Tuesday, September 16, 2014

These new-fangled car seats: How did any previous generation survive childhood?

The thing about having an infant and a car seat in the back of the automobile in which he rides whenever we drive somewhere: When we are with more than one other person and need to go somewhere in a vehicle, we are going in separate cars; after my wife and son in the back and me driving we can fit one modestly sized human in the passenger seat. And even if the other people have a vehicle that can accommodate the number of people involved, we can't take their car because the car seat is not in their car.

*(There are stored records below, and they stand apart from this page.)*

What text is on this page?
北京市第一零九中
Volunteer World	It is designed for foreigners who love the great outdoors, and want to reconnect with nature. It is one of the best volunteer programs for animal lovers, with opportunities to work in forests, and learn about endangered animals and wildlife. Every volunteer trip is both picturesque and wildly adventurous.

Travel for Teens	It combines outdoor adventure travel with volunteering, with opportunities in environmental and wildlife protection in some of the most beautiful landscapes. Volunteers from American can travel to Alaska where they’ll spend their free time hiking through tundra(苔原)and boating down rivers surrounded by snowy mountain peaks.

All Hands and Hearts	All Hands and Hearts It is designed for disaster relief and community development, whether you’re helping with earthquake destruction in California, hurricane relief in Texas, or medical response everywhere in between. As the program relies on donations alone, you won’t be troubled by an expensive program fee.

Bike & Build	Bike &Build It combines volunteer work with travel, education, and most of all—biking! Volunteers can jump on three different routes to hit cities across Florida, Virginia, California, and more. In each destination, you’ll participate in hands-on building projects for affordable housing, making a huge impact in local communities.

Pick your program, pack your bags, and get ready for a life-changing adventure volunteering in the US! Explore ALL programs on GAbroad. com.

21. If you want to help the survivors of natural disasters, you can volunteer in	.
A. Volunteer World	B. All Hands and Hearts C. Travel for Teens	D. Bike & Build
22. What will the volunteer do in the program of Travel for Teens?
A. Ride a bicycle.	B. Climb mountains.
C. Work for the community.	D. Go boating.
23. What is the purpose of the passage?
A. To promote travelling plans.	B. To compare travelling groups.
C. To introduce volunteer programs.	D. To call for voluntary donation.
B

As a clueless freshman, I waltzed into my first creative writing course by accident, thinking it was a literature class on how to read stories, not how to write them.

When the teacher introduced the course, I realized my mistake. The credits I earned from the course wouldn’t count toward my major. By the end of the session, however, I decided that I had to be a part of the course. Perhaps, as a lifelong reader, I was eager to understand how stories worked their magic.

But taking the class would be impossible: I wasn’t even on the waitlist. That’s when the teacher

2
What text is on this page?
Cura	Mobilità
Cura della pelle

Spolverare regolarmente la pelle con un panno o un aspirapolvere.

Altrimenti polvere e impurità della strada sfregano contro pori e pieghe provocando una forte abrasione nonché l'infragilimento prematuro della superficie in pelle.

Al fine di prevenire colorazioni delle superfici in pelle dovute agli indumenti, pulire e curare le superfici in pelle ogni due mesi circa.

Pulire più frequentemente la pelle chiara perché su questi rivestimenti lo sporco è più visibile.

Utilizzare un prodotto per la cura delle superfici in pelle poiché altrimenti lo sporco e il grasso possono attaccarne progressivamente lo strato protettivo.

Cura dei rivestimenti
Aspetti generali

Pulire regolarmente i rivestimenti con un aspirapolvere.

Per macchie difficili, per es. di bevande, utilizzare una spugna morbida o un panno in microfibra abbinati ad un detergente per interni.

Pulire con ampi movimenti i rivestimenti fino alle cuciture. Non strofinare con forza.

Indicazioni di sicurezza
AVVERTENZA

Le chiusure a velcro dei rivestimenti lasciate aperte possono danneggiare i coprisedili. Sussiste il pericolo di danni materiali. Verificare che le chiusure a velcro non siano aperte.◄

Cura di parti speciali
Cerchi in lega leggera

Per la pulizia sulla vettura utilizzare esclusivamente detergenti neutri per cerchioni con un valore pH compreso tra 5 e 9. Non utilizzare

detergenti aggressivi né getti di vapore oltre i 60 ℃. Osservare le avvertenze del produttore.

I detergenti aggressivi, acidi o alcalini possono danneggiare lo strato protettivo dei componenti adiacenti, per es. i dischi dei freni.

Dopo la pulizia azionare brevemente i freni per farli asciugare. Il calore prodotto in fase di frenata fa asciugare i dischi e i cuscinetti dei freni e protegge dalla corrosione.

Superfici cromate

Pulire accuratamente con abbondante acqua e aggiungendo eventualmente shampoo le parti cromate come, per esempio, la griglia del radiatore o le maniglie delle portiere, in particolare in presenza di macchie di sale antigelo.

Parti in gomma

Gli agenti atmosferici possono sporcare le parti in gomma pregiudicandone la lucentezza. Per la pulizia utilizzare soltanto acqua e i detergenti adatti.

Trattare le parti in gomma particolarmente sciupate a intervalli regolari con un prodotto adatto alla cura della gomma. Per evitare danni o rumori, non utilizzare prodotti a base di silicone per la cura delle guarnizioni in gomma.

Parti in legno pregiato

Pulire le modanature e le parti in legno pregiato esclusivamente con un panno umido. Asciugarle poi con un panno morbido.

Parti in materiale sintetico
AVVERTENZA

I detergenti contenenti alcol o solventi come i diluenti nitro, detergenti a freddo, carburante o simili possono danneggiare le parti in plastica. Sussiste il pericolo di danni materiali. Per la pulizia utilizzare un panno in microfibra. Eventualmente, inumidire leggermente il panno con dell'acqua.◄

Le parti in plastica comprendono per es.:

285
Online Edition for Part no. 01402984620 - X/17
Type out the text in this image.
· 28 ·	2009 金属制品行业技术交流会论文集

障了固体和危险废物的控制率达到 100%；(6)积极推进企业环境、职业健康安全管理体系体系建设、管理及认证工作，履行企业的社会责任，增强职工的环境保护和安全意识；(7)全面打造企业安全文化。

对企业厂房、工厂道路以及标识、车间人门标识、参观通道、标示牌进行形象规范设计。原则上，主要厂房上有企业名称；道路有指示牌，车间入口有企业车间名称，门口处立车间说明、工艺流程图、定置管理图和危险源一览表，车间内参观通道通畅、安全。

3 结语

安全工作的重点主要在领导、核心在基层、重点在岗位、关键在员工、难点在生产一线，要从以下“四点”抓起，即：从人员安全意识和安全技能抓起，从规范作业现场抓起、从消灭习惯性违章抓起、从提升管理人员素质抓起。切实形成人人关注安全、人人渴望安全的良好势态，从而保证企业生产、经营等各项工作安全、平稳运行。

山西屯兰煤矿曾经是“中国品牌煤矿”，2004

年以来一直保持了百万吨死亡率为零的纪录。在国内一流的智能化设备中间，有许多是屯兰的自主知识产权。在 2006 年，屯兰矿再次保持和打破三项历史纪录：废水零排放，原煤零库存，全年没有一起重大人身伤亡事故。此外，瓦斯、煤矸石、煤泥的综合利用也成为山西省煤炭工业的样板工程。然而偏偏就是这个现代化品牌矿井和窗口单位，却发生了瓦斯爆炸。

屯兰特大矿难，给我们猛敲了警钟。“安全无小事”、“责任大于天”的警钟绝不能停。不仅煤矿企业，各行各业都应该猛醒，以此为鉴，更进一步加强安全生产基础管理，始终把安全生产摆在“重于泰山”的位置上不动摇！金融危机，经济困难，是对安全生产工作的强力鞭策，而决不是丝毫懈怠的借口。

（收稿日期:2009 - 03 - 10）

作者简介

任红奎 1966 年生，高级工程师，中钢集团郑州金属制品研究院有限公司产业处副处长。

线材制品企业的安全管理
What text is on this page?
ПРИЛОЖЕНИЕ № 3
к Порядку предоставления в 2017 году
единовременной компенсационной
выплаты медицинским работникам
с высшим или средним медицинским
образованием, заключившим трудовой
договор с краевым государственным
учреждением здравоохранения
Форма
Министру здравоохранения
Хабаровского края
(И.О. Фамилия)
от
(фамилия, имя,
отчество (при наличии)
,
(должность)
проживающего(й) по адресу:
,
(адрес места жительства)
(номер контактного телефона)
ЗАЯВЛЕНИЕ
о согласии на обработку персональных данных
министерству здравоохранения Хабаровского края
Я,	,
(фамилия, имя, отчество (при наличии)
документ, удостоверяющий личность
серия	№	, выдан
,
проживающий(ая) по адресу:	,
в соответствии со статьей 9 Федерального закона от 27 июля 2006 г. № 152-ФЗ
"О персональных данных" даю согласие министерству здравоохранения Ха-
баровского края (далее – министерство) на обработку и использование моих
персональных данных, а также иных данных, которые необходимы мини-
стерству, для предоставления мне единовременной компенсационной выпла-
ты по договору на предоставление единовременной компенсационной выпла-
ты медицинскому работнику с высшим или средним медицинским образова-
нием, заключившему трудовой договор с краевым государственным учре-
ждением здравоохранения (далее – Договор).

For example, when visiting family back in June, when it came time to go out to breakfast someone initially thought we could all fit in one truck, with our son being held in our lap.

Nope.

When we were in the Bay Area earlier in the summer for my wife's family reunion and everyone else got on a chartered bus for a tour, we merely caravanned behind the bus in our car.

In both instances, a member of the older generation remarked on how there weren't such concerns for children safety in cars back when their kids were very young, capping the remark with the ostensible justification "and they grew up fine."

Yes, clearly through the twists of fate that was the result.

It's not that we don't understand. I'm old enough to remember the days before seatbelts were mandatory and recall riding in my grandparents' boat of a car with the bench seat in the back. Without being strapped in, every time the car went around a corner we kids would slide all the way across and crush whichever one of us was pressed against that door. It was marvelous fun at the time.

And today I can look back upon that fondly because at no point during any such ride did the car we were riding in get hit by another vehicle.

We aren't super-protective parents, but we do think the current regulations about small children riding in car seats are worthwhile. All these older people who seem to dismiss those have the luxury of children who've already successfully made it to adulthood. Our still-an-infant son is pretty awesome already, and we'd very much like to do everything we can to try to make sure he can grow up to the point where his misbehavior elicits me to quote Bill Cosby's famous threat: "I brought you into this world and I can take you out—and then make another one that looks just like you."

We simply want the opportunity to look back in a couple decades with our fully grown son and think the child safety rules of those days are way too restrictive, but that only gets to happen if we try to keep him safe now.